Continental Europe offers strong returns
Despite elections in the Netherlands and France in the first half of the year, the consensus forecasts for Eurozone GDP suggest only a modest slowdown to 1.6 percent in 2017 (down from 1.7 percent in 2016), according to M&G Real Estate’s Continental Europe market Outlook.
It points to positive sentiment being based on rises toward the end of 2016 in the Eurostoxx, Purchasing Managers’ Indices and headline inflation, as well as the continued recovery of the Eurozone labor market, and decision by the European Central Bank to extend its quantitative easing program to the end of 2017.
Slower rental value growth than expected
In the Eurozone occupier markets, although the Outlook suggests a period of slower rental value growth than previously expected, it highlights the weight of capital continuing to be drawn by the current strength of many office occupier markets and the prospect of increasing rents, especially in Spanish and German cities, as well as Stockholm.
Tight development pipelines will also continue to boost office rental growth in many markets and, overall, the European office sector is expected to generate 1.7 percent per year average rental growth over the next three years.
As the first sector to recover in the European cycle, the Outlook states that retail rents are the most likely to stabilize ahead of other sectors. M&G Real Estate expects the combined European retail sectors to generate 2.6 percent per year average rental growth over the next three years.
The Outlook states that the short-term political backdrop, in addition to uncertainties over the outcome of trade negotiations following Brexit, are unlikely to significantly affect the long-term growth prospects of the European logistics sector.

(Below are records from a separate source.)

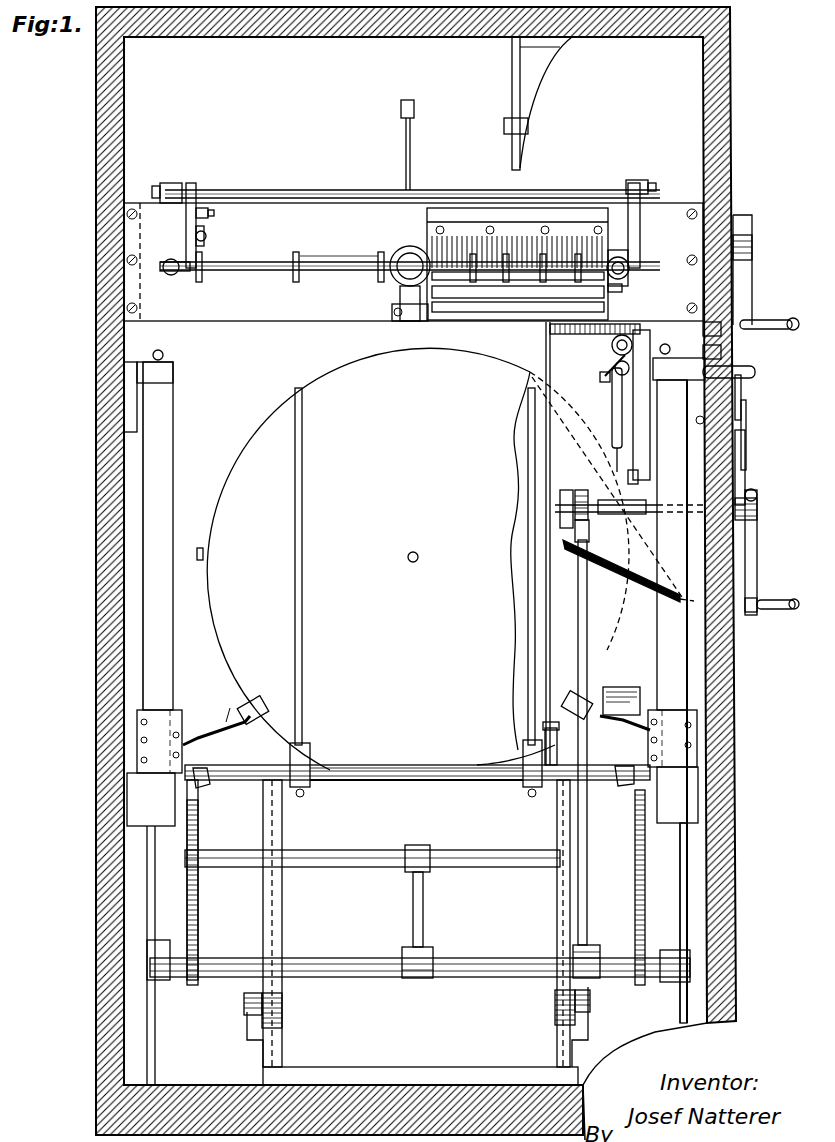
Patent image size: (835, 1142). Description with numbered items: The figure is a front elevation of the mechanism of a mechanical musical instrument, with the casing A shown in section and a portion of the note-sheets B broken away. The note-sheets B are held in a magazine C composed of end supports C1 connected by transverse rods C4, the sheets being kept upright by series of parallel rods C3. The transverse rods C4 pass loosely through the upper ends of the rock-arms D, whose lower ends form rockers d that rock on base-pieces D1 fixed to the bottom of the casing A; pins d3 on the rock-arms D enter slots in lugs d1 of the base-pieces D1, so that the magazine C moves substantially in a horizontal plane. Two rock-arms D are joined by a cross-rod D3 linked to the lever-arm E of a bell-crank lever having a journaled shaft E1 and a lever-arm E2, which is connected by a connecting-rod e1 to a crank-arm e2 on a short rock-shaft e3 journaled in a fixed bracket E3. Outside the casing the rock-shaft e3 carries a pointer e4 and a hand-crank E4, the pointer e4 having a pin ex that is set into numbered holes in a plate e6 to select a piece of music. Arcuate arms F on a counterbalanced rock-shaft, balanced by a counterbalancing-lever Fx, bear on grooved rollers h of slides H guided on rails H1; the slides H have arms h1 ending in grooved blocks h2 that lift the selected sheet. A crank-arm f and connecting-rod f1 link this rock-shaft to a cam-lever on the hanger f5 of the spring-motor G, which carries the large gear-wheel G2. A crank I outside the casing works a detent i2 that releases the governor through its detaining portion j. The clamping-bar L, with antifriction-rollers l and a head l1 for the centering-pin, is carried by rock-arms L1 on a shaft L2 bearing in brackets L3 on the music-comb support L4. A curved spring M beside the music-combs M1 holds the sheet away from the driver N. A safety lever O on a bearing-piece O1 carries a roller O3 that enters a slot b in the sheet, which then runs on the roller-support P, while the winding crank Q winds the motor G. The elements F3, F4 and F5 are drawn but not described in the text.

The casing A is at (413, 189).
The note-sheets B is at (418, 559).
The slot b is at (203, 554).
The magazine C is at (417, 759).
The end supports C1 is at (308, 758).
The parallel rods C3 is at (295, 490).
The transverse rods C4 is at (382, 766).
The rock-arms D is at (263, 912).
The base-pieces D1 is at (270, 1050).
The cross-rod D3 is at (372, 850).
The rockers d is at (282, 1012).
The lugs d1 is at (247, 1036).
The pins d3 is at (244, 1006).
The lever-arm E is at (413, 918).
The journaled shaft E1 is at (335, 958).
The lever-arm E2 is at (592, 948).
The fixed bracket E3 is at (618, 566).
The hand-crank E4 is at (752, 580).
The connecting-rod e1 is at (587, 888).
The crank-arm e2 is at (588, 522).
The rock-shaft e3 is at (643, 514).
The pointer e4 is at (745, 466).
The plate e6 is at (741, 398).
The pin ex is at (746, 420).
The arcuate arms F is at (190, 898).
The rack F3 is at (198, 850).
The bar F4 is at (348, 781).
The pawl F5 is at (205, 788).
The counterbalancing-lever Fx is at (621, 688).
The crank-arm f is at (557, 743).
The connecting-rod f1 is at (607, 487).
The hanger f5 is at (512, 178).
The spring-motor G is at (568, 334).
The motion-transmitting gear-wheel G2 is at (612, 345).
The slides H is at (155, 738).
The rails H1 is at (153, 585).
The grooved rollers h is at (188, 740).
The arms h1 is at (222, 708).
The grooved blocks h2 is at (572, 696).
The crank I is at (735, 362).
The detent i2 is at (603, 374).
The governor-detaining portion j is at (600, 382).
The clamping-bar L is at (328, 270).
The rock-arms L1 is at (186, 222).
The shaft L2 is at (358, 196).
The brackets L3 is at (640, 184).
The music-comb support L4 is at (339, 237).
The antifriction-rollers l is at (295, 252).
The head l1 is at (410, 247).
The spring M is at (628, 282).
The music-combs M1 is at (522, 240).
The driver N is at (615, 292).
The lever O is at (206, 238).
The bearing-piece O1 is at (206, 216).
The roller O3 is at (198, 272).
The roller-support P is at (401, 114).
The motor-winding crank Q is at (743, 280).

M&G Real Estate states that this view is supported by structural ecommerce and reshoring trends. It expects the European industrial sector to generate 1.2 percent per year average rental growth over the next three years.
Weight of capital to see yields move lower
With real estate offering attractive spreads above bonds, the Outlook states that the political outlook across Europe is clearly not dissuading investors from allocating capital to the asset class.
M&G Real Estate notes that prime property yields are already at historic lows. Given the attractive spreads versus 10-year government bonds, however, it does not believe prime real estate yields have found a floor yet.
At the all-property level, it states that the weight of capital chasing core assets will see yields move lower, by around 10 basis points to 20 basis points at an aggregate European level.